Thesinger brachte einen Bericht über Boris' Bewegungen zum Vorschein, das Ergebnis einer einwöchigen Überwachung: »Boris war ein komischer Vogel. Ich wußte nicht, woran ich bei ihm war. Nacht für Nacht pausenlos gezecht. Hatte eine Woche lang nicht geschlafen, und Thesingers Observanten waren schon die Knie weich. Den ganzen Tag trabte er mit der Delegation herum, besichtigte Fabriken, leistete Diskussionsbeiträge und war ganz und gar der brillante junge Sowjetfunktionär. »Wie jung?« fragte Smiley.
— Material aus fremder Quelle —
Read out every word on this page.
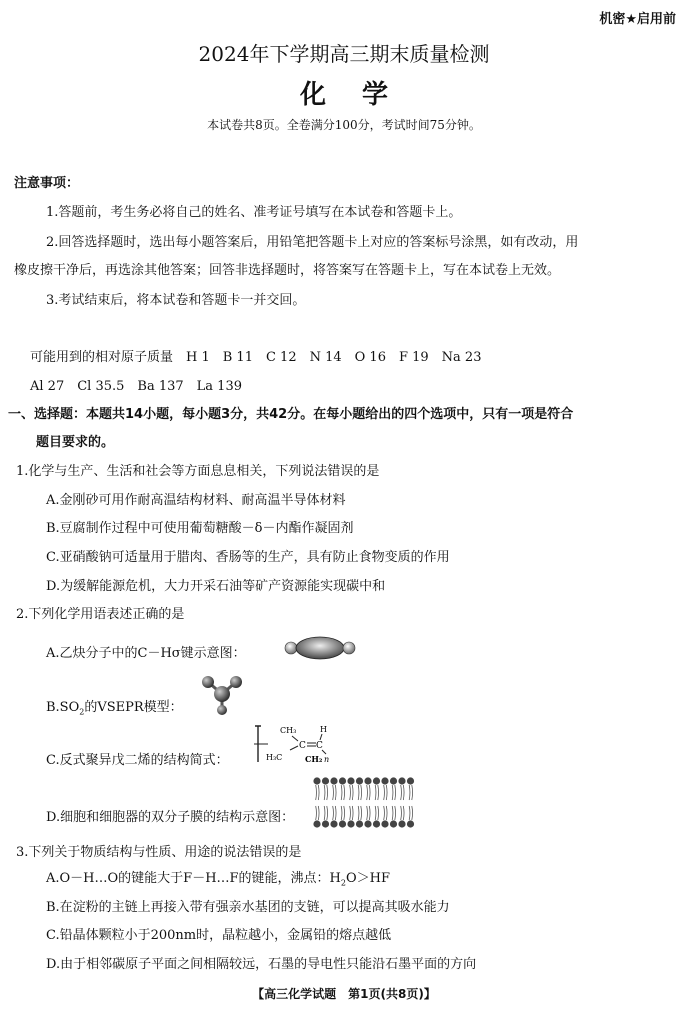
机密★启用前
2024年下学期高三期末质量检测
化学
本试卷共8页。全卷满分100分，考试时间75分钟。
注意事项：
1.答题前，考生务必将自己的姓名、准考证号填写在本试卷和答题卡上。
2.回答选择题时，选出每小题答案后，用铅笔把答题卡上对应的答案标号涂黑，如有改动，用
橡皮擦干净后，再选涂其他答案；回答非选择题时，将答案写在答题卡上，写在本试卷上无效。
3.考试结束后，将本试卷和答题卡一并交回。
可能用到的相对原子质量　H 1　B 11　C 12　N 14　O 16　F 19　Na 23
Al 27　Cl 35.5　Ba 137　La 139
一、选择题：本题共14小题，每小题3分，共42分。在每小题给出的四个选项中，只有一项是符合
题目要求的。
1.化学与生产、生活和社会等方面息息相关，下列说法错误的是
A.金刚砂可用作耐高温结构材料、耐高温半导体材料
B.豆腐制作过程中可使用葡萄糖酸－δ－内酯作凝固剂
C.亚硝酸钠可适量用于腊肉、香肠等的生产，具有防止食物变质的作用
D.为缓解能源危机，大力开采石油等矿产资源能实现碳中和
2.下列化学用语表述正确的是
A.乙炔分子中的C－Hσ键示意图：
$B.SO_2$的VSEPR模型：
C.反式聚异戊二烯的结构简式：
CH₃	H
C C
H₃C	CH₂ n
D.细胞和细胞器的双分子膜的结构示意图：
3.下列关于物质结构与性质、用途的说法错误的是
A.O－H…O的键能大于F－H…F的键能，沸点：$H_2O>HF$
B.在淀粉的主链上再接入带有强亲水基团的支链，可以提高其吸水能力
C.铅晶体颗粒小于200nm时，晶粒越小，金属铅的熔点越低
D.由于相邻碳原子平面之间相隔较远，石墨的导电性只能沿石墨平面的方向
【高三化学试题　第1页(共8页)】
Guillam warf ein: »Laut Visa-Antrag geboren in Minsk, 1946.«

»Abend für Abend ging er zunächst ins Alexandra Lodge, eine alte Spelunke am North Point, wo die Delegation abgestiegen war. Er aß mit der Mannschaft, dann, gegen neun, verdrückte er sich durch die Seitentür, schnappte sich ein Taxi und ab ging's zu den bekannten Nachtlokalen um die Peddar Street. Sein Lieb­lingsplätzchen war das Cat's Cradle in der Queen's Road, wo er für die einheimischen Geschäftsleute Runden spendierte und den beliebtesten Mann des Jahrhunderts markierte. Er blieb meist bis Mitternacht. Aus dem Cradle brauste er straks zum Aberdeen Harbour, in ein Lokal namens Angelika, wo die Ge­tränke billiger sind. Allein. Dort draußen sind vor allem schwim­mende Restaurants und die dicken Brieftaschen, aber das Angelika ist ein Cafe auf dem Festland mit einem Spielzimmer im Keller. Er nahm meist drei, vier Drinks zu sich und verwahrte die Rechnung. Im allgemeinen trank er Brandy, aber dann und wann auch zur Abwechslung einen Wodka. Einmal hat er mit einer Eurasierin angebändelt, und Thesingers Observanten sind ihr nach und haben die Story gekauft. Sie sagt, er sei einsam gewesen und habe auf dem Bett gesessen und gejammert, daß seine Frau sein Genie nicht zu schätzen wisse. Das war ein echter Durch­bruch«, fügte er sarkastisch hinzu, als Lacon sich geräuschvoll über das kärgliche Feuer hermachte und die einzelnen Kohlen zu neuem Leben schürte. »In dieser Nacht bin ich zum Cradle, um ihn mir selber anzuschauen. Thesingers Observanten wurden mit einem Glas Milch zu Bett geschickt. Sie brauchten davon nichts zu wissen.«

Während Tarr sprach, überkam seinen ganzen Körper manchmal eine völlige Bewegungslosigkeit, als lauschte er auf seine eigene Stimme, die ihm auf Band vorgespielt wurde.